Professor May even cited the teaching of Vatican II that Catholics “may not undertake methods of birth control which are found blameworthy by the teaching authority of the Church in its unfolding of the divine law.” He cites another document of Vatican II on the duty of Catholics to accept and submit to the authentic magisterium of the Roman Pontiff.” These are dangerous arguments, drawing as they do on the authority of Christ himself and Vatican II, a council to which dissidents like to appeal. No worries – we know that the NYT looks to my followers, not the bishops, to speak for the Catholic Church, and Gutting did a wonderful job of appealing to the “spirit” of Vatican II against what that Council’s documents actually say.
But here our dear Professor Gutting surpasses himself. He rejects the relativist view of the unsophisticated undergraduate that there is no objectively correct view, but asks how we can decide who’s right. “We can’t appeal to the bishops to decide the matter, since what’s in question is their authority. So obviously, Catholics have to answer this question on their own, by their own best lights. That’s what I mean by saying it’s up to individual Catholics.”
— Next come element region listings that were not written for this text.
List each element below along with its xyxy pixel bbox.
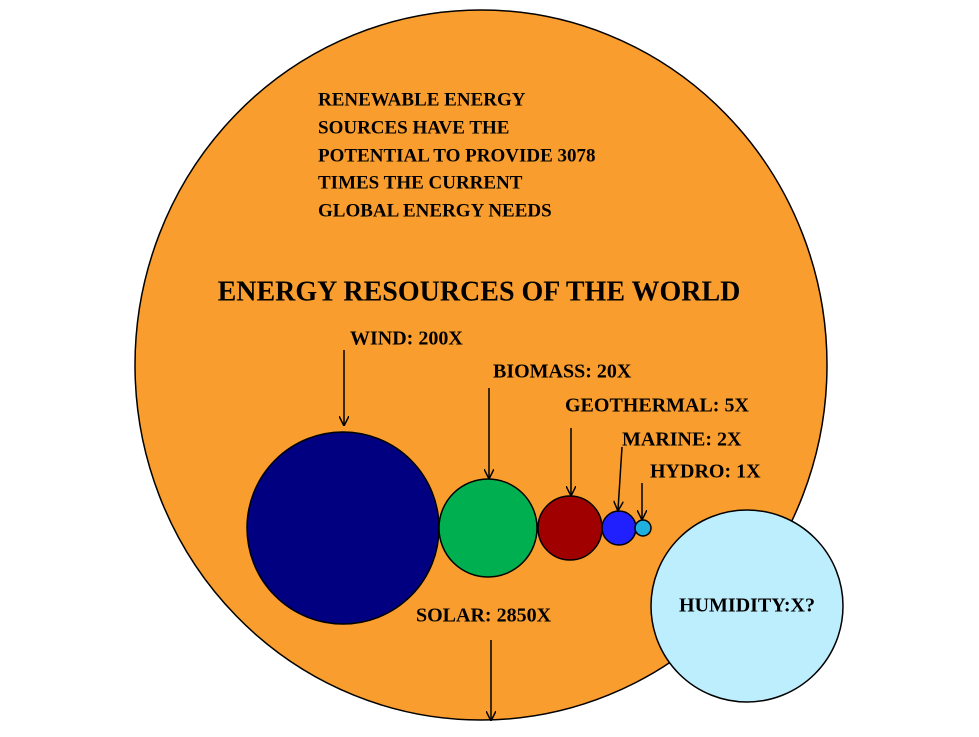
label: GEOTHERMAL: 5X <box>565 395 749 417</box>
label: SOLAR: 2850X <box>416 605 552 627</box>
biomass-circle <box>438 478 538 578</box>
label: HUMIDITY:X? <box>679 595 815 617</box>
note-line: GLOBAL ENERGY NEEDS <box>318 200 552 221</box>
humidity-circle <box>650 509 844 703</box>
note-line: SOURCES HAVE THE <box>318 117 509 138</box>
label: MARINE: 2X <box>622 429 742 451</box>
marine-circle <box>601 510 637 546</box>
wind-circle <box>246 431 440 625</box>
note-line: TIMES THE CURRENT <box>318 172 523 193</box>
arrows <box>344 350 642 720</box>
hydro-circle <box>634 519 652 537</box>
title: ENERGY RESOURCES OF THE WORLD <box>218 276 741 307</box>
label: HYDRO: 1X <box>650 461 761 483</box>
note-line: POTENTIAL TO PROVIDE 3078 <box>318 145 596 166</box>
arrow <box>618 446 622 510</box>
label: BIOMASS: 20X <box>493 361 632 383</box>
label: WIND: 200X <box>350 328 463 350</box>
note-line: RENEWABLE ENERGY <box>318 89 526 110</box>
geothermal-circle <box>537 495 603 561</box>
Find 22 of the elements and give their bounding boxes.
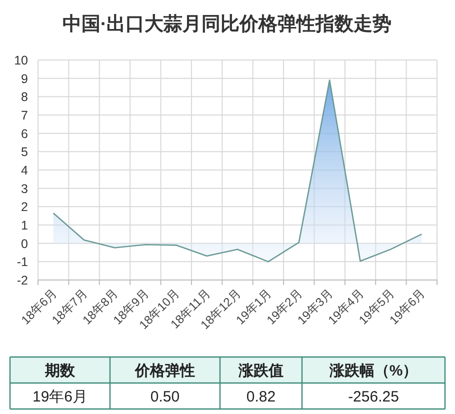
y-tick-label: -1 — [16, 255, 28, 270]
y-tick-label: 1 — [21, 218, 28, 232]
text: 价格弹性 — [134, 362, 195, 380]
chart-title: 中国·出口大蒜月同比价格弹性指数走势 — [62, 13, 392, 35]
text: 涨跌幅（%） — [328, 362, 418, 380]
y-tick-label: 9 — [21, 72, 28, 86]
y-tick-label: 8 — [21, 90, 28, 104]
text: 涨跌值 — [238, 362, 284, 380]
y-tick-label: 0 — [21, 236, 28, 251]
y-tick-label: 4 — [21, 164, 28, 178]
y-tick-label: 5 — [21, 145, 28, 160]
y-tick-label: -2 — [16, 274, 28, 288]
y-tick-label: 2 — [21, 200, 28, 214]
text: 期数 — [44, 362, 76, 380]
y-tick-label: 10 — [14, 54, 28, 68]
y-tick-label: 6 — [21, 126, 28, 141]
text: 0.82 — [246, 388, 276, 406]
text: 19年6月 — [32, 388, 88, 406]
y-tick-label: 3 — [21, 182, 28, 196]
text: -256.25 — [348, 388, 399, 406]
text: 0.50 — [150, 388, 180, 406]
y-tick-label: 7 — [21, 108, 28, 122]
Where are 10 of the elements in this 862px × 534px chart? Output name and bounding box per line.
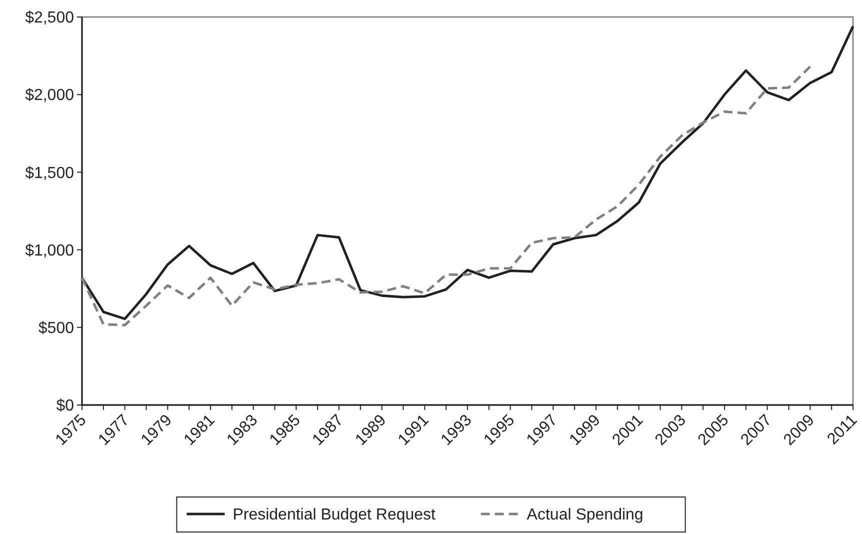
y-tick-label: $2,500 — [25, 10, 74, 27]
y-tick-label: $2,000 — [25, 87, 74, 104]
legend-label: Actual Spending — [526, 506, 644, 524]
line-series — [80, 25, 854, 320]
y-tick-label: $0 — [56, 398, 74, 415]
legend-label: Presidential Budget Request — [232, 506, 436, 524]
y-tick-label: $500 — [38, 320, 74, 337]
y-tick-label: $1,500 — [25, 164, 74, 182]
line-series — [80, 65, 812, 326]
y-tick-label: $1,000 — [25, 242, 74, 260]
That is brilliant! He asserts as a matter of fact that the immorality of birth control is no longer a teaching of the Catholic Church. He admits that his assertion is contrary to the teaching of the Catholic Church as promulgated by the pope and bishops, but then says it’s up to individual Catholics to decide what authority those clerics have anyway. Be sure to have our dear professor explain to the New York Times that the Church no longer teaches the Real Presence either and use this same argument to justify his position if challenged. This is the way to go, a sure path to our ultimate goal, dissolution of the Church.
You may be missing his point. The development of natural law is related to what he says, but it’s not his topic. Gutting writes in response to the notion that one can bypass the church to get to the message of Christ, arguing instead that Christ can be understood only through the traditions of and influenced by the church. A rather orthodox point, that.
By the way, the point of the Roman Church isn’t the magisterium. It’s Jesus. The magisterium is but a means to that end. Whatever his heresies, Gutting gets that.